Wildlife Research Wildlife Research Society
Ecology, management and conservation in natural and modified habitats
RESEARCH ARTICLE

Detecting pest and prey responses to fox control across the landscape using remote cameras

Alison L. Towerton A D , Trent D. Penman B , Rodney P. Kavanagh C and Christopher R. Dickman A
+ Author Affiliations
- Author Affiliations

A Institute of Wildlife Research, School of Biological Sciences A08, University of Sydney, NSW 2006, Australia.

B Centre for Environmental Risk Management of Bushfires, Institute of Conservation Biology and Environmental Management, University of Wollongong, NSW 2522, Australia.

C Forest and Rangeland Ecosystems, NSW Department of Primary Industries, Beecroft, NSW 2119, Australia.

D Corresponding author. Email: alison.towerton@gmail.com

Wildlife Research 38(3) 208-220 https://doi.org/10.1071/WR10213
Submitted: 22 November 2010  Accepted: 1 April 2011   Published: 13 July 2011

Abstract

Context: The red fox (Vulpes vulpes) is a widespread pest in southern Australia and is subject to control over large areas using poison baits to protect both agricultural and ecological assets. Foxes and their prey are often cryptic or in low densities, making it difficult to quantify the efficacy of control programs.

Aims: We explore the use of remote cameras to estimate the activity and spatial occupancy of foxes and potential mammalian and avian prey species before and after poison baiting in the Goonoo region, central New South Wales.

Methods: In the first of two studies, we set camera traps at 48 sites in forest and cleared areas, on and off tracks, during autumn 2009. In the second study, we placed camera traps in forest and cleared areas, on tracks only, at 100 sites covering an area of ~441 500 ha during winter 2009. We examined camera-trap rates of all species detected and the activity and site occupancy of a selected subset of species before and after poison baiting.

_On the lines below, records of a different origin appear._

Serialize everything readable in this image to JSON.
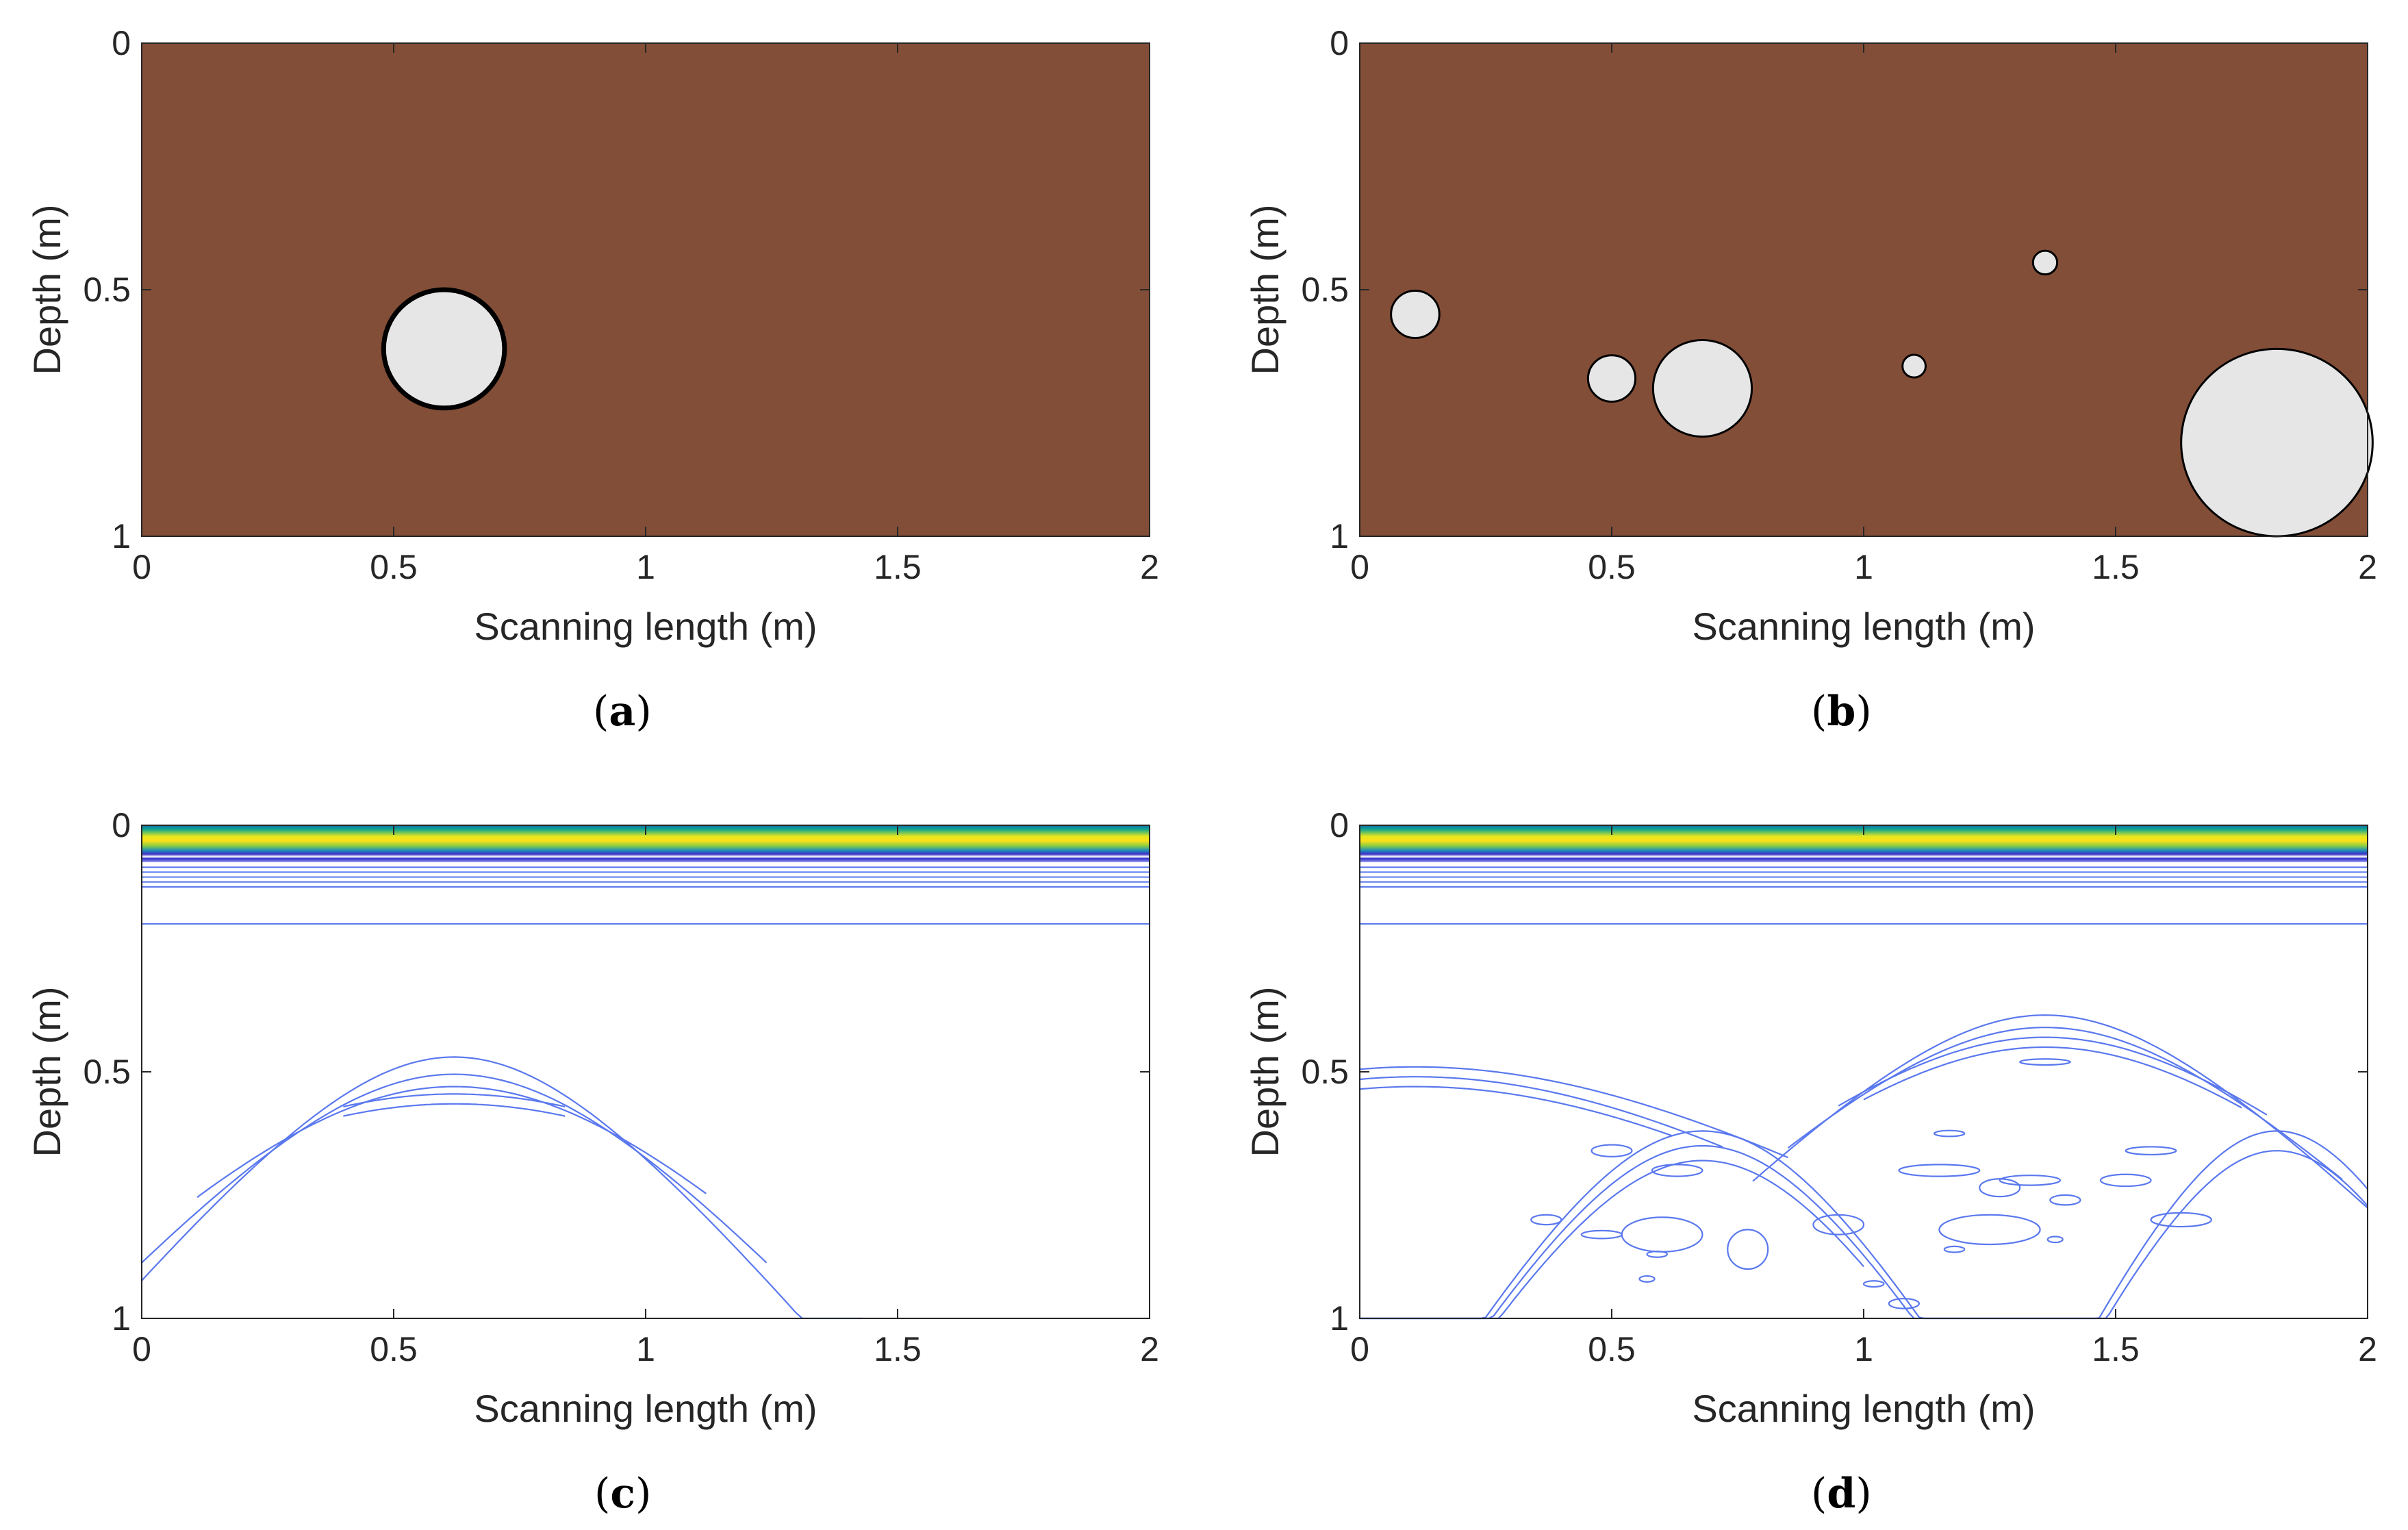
{
  "colors": {
    "soil": "#834e38",
    "void": "#e6e6e6",
    "outline": "#000000",
    "axis": "#262626",
    "contour": "#5a78ee",
    "bg": "#ffffff"
  },
  "chart_data": [
    {
      "id": "a",
      "type": "model",
      "caption": "a",
      "xlabel": "Scanning length (m)",
      "ylabel": "Depth (m)",
      "xlim": [
        0,
        2
      ],
      "ylim": [
        0,
        1
      ],
      "xticks": [
        {
          "v": 0,
          "label": "0"
        },
        {
          "v": 0.5,
          "label": "0.5"
        },
        {
          "v": 1,
          "label": "1"
        },
        {
          "v": 1.5,
          "label": "1.5"
        },
        {
          "v": 2,
          "label": "2"
        }
      ],
      "yticks": [
        {
          "v": 0,
          "label": "0"
        },
        {
          "v": 0.5,
          "label": "0.5"
        },
        {
          "v": 1,
          "label": "1"
        }
      ],
      "circles": [
        {
          "x": 0.6,
          "depth": 0.62,
          "r": 0.12,
          "thick": true
        }
      ]
    },
    {
      "id": "b",
      "type": "model",
      "caption": "b",
      "xlabel": "Scanning length (m)",
      "ylabel": "Depth (m)",
      "xlim": [
        0,
        2
      ],
      "ylim": [
        0,
        1
      ],
      "xticks": [
        {
          "v": 0,
          "label": "0"
        },
        {
          "v": 0.5,
          "label": "0.5"
        },
        {
          "v": 1,
          "label": "1"
        },
        {
          "v": 1.5,
          "label": "1.5"
        },
        {
          "v": 2,
          "label": "2"
        }
      ],
      "yticks": [
        {
          "v": 0,
          "label": "0"
        },
        {
          "v": 0.5,
          "label": "0.5"
        },
        {
          "v": 1,
          "label": "1"
        }
      ],
      "circles": [
        {
          "x": 0.11,
          "depth": 0.55,
          "r": 0.048
        },
        {
          "x": 0.5,
          "depth": 0.68,
          "r": 0.047
        },
        {
          "x": 0.68,
          "depth": 0.7,
          "r": 0.098
        },
        {
          "x": 1.1,
          "depth": 0.655,
          "r": 0.023
        },
        {
          "x": 1.36,
          "depth": 0.445,
          "r": 0.024
        },
        {
          "x": 1.82,
          "depth": 0.81,
          "r": 0.19
        }
      ]
    },
    {
      "id": "c",
      "type": "contour",
      "caption": "c",
      "xlabel": "Scanning length (m)",
      "ylabel": "Depth (m)",
      "xlim": [
        0,
        2
      ],
      "ylim": [
        0,
        1
      ],
      "xticks": [
        {
          "v": 0,
          "label": "0"
        },
        {
          "v": 0.5,
          "label": "0.5"
        },
        {
          "v": 1,
          "label": "1"
        },
        {
          "v": 1.5,
          "label": "1.5"
        },
        {
          "v": 2,
          "label": "2"
        }
      ],
      "yticks": [
        {
          "v": 0,
          "label": "0"
        },
        {
          "v": 0.5,
          "label": "0.5"
        },
        {
          "v": 1,
          "label": "1"
        }
      ],
      "hyperbolas": [
        {
          "x0": 0.62,
          "t0": 0.47,
          "v": 0.78,
          "xmin": 0.0,
          "xmax": 1.43
        },
        {
          "x0": 0.62,
          "t0": 0.505,
          "v": 0.85,
          "xmin": 0.0,
          "xmax": 1.24
        },
        {
          "x0": 0.62,
          "t0": 0.53,
          "v": 0.95,
          "xmin": 0.11,
          "xmax": 1.12
        },
        {
          "x0": 0.62,
          "t0": 0.545,
          "v": 1.3,
          "xmin": 0.4,
          "xmax": 0.84
        },
        {
          "x0": 0.62,
          "t0": 0.565,
          "v": 1.3,
          "xmin": 0.4,
          "xmax": 0.84
        }
      ]
    },
    {
      "id": "d",
      "type": "contour",
      "caption": "d",
      "xlabel": "Scanning length (m)",
      "ylabel": "Depth (m)",
      "xlim": [
        0,
        2
      ],
      "ylim": [
        0,
        1
      ],
      "xticks": [
        {
          "v": 0,
          "label": "0"
        },
        {
          "v": 0.5,
          "label": "0.5"
        },
        {
          "v": 1,
          "label": "1"
        },
        {
          "v": 1.5,
          "label": "1.5"
        },
        {
          "v": 2,
          "label": "2"
        }
      ],
      "yticks": [
        {
          "v": 0,
          "label": "0"
        },
        {
          "v": 0.5,
          "label": "0.5"
        },
        {
          "v": 1,
          "label": "1"
        }
      ],
      "hyperbolas": [
        {
          "x0": 1.36,
          "t0": 0.385,
          "v": 0.95,
          "xmin": 0.78,
          "xmax": 2.0
        },
        {
          "x0": 1.36,
          "t0": 0.41,
          "v": 1.0,
          "xmin": 0.85,
          "xmax": 1.95
        },
        {
          "x0": 1.36,
          "t0": 0.43,
          "v": 1.1,
          "xmin": 0.95,
          "xmax": 1.8
        },
        {
          "x0": 1.36,
          "t0": 0.45,
          "v": 1.1,
          "xmin": 1.0,
          "xmax": 1.75
        },
        {
          "x0": 0.11,
          "t0": 0.49,
          "v": 1.6,
          "xmin": 0.0,
          "xmax": 0.85
        },
        {
          "x0": 0.11,
          "t0": 0.51,
          "v": 1.5,
          "xmin": 0.0,
          "xmax": 0.72
        },
        {
          "x0": 0.11,
          "t0": 0.53,
          "v": 1.5,
          "xmin": 0.0,
          "xmax": 0.62
        },
        {
          "x0": 0.68,
          "t0": 0.62,
          "v": 0.55,
          "xmin": 0.0,
          "xmax": 1.2
        },
        {
          "x0": 0.68,
          "t0": 0.65,
          "v": 0.55,
          "xmin": 0.0,
          "xmax": 1.1
        },
        {
          "x0": 0.68,
          "t0": 0.68,
          "v": 0.55,
          "xmin": 0.0,
          "xmax": 1.0
        },
        {
          "x0": 1.82,
          "t0": 0.62,
          "v": 0.45,
          "xmin": 1.1,
          "xmax": 2.0
        },
        {
          "x0": 1.82,
          "t0": 0.66,
          "v": 0.45,
          "xmin": 1.2,
          "xmax": 2.0
        }
      ],
      "blobs": [
        {
          "x": 0.5,
          "depth": 0.66,
          "rx": 0.04,
          "ry": 0.012
        },
        {
          "x": 0.63,
          "depth": 0.7,
          "rx": 0.05,
          "ry": 0.012
        },
        {
          "x": 1.27,
          "depth": 0.735,
          "rx": 0.04,
          "ry": 0.018
        },
        {
          "x": 1.33,
          "depth": 0.72,
          "rx": 0.06,
          "ry": 0.01
        },
        {
          "x": 1.36,
          "depth": 0.48,
          "rx": 0.05,
          "ry": 0.006
        },
        {
          "x": 0.37,
          "depth": 0.8,
          "rx": 0.03,
          "ry": 0.01
        },
        {
          "x": 0.6,
          "depth": 0.83,
          "rx": 0.08,
          "ry": 0.035
        },
        {
          "x": 0.48,
          "depth": 0.83,
          "rx": 0.04,
          "ry": 0.008
        },
        {
          "x": 0.95,
          "depth": 0.81,
          "rx": 0.05,
          "ry": 0.02
        },
        {
          "x": 0.77,
          "depth": 0.86,
          "rx": 0.04,
          "ry": 0.04
        },
        {
          "x": 1.25,
          "depth": 0.82,
          "rx": 0.1,
          "ry": 0.03
        },
        {
          "x": 1.15,
          "depth": 0.7,
          "rx": 0.08,
          "ry": 0.012
        },
        {
          "x": 1.63,
          "depth": 0.8,
          "rx": 0.06,
          "ry": 0.014
        },
        {
          "x": 1.57,
          "depth": 0.66,
          "rx": 0.05,
          "ry": 0.008
        },
        {
          "x": 1.17,
          "depth": 0.625,
          "rx": 0.03,
          "ry": 0.006
        },
        {
          "x": 1.52,
          "depth": 0.72,
          "rx": 0.05,
          "ry": 0.012
        },
        {
          "x": 1.4,
          "depth": 0.76,
          "rx": 0.03,
          "ry": 0.01
        },
        {
          "x": 1.02,
          "depth": 0.93,
          "rx": 0.02,
          "ry": 0.006
        },
        {
          "x": 1.08,
          "depth": 0.97,
          "rx": 0.03,
          "ry": 0.01
        },
        {
          "x": 0.59,
          "depth": 0.87,
          "rx": 0.02,
          "ry": 0.006
        },
        {
          "x": 0.57,
          "depth": 0.92,
          "rx": 0.015,
          "ry": 0.006
        },
        {
          "x": 1.18,
          "depth": 0.86,
          "rx": 0.02,
          "ry": 0.006
        },
        {
          "x": 1.38,
          "depth": 0.84,
          "rx": 0.015,
          "ry": 0.006
        }
      ]
    }
  ]
}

Key results: Camera traps indicated greater levels of fox activity on vehicular tracks than off them, with this difference being more marked in forest than in cleared agricultural land. Fox activity and occupancy were greater in agricultural land than in forest, with no effect of baiting detected at the landscape scale. Thirty-five other mammal and bird species were identified from photos, with activity for most being greater on than off tracks.

Conclusions: No clear effects of fox-baiting were detected on foxes or potential prey species in either study by either activity or occupancy. The lack of a baiting effect may reflect rapid recolonisation by foxes from unbaited areas, as bait placement is generally clustered in agricultural land, or the ready availability of alternative food (lambs or lamb carcasses) in some cleared areas.

Implications: Our results demonstrate that remote cameras provide a simple means of monitoring changes in fox activity and occupancy at the landscape level, and that these measures have great potential to quantify the success or otherwise of fox-control campaigns on both pest and prey species.

Additional keywords: camera-trap, monitoring, pest control, red fox, Vulpes vulpes.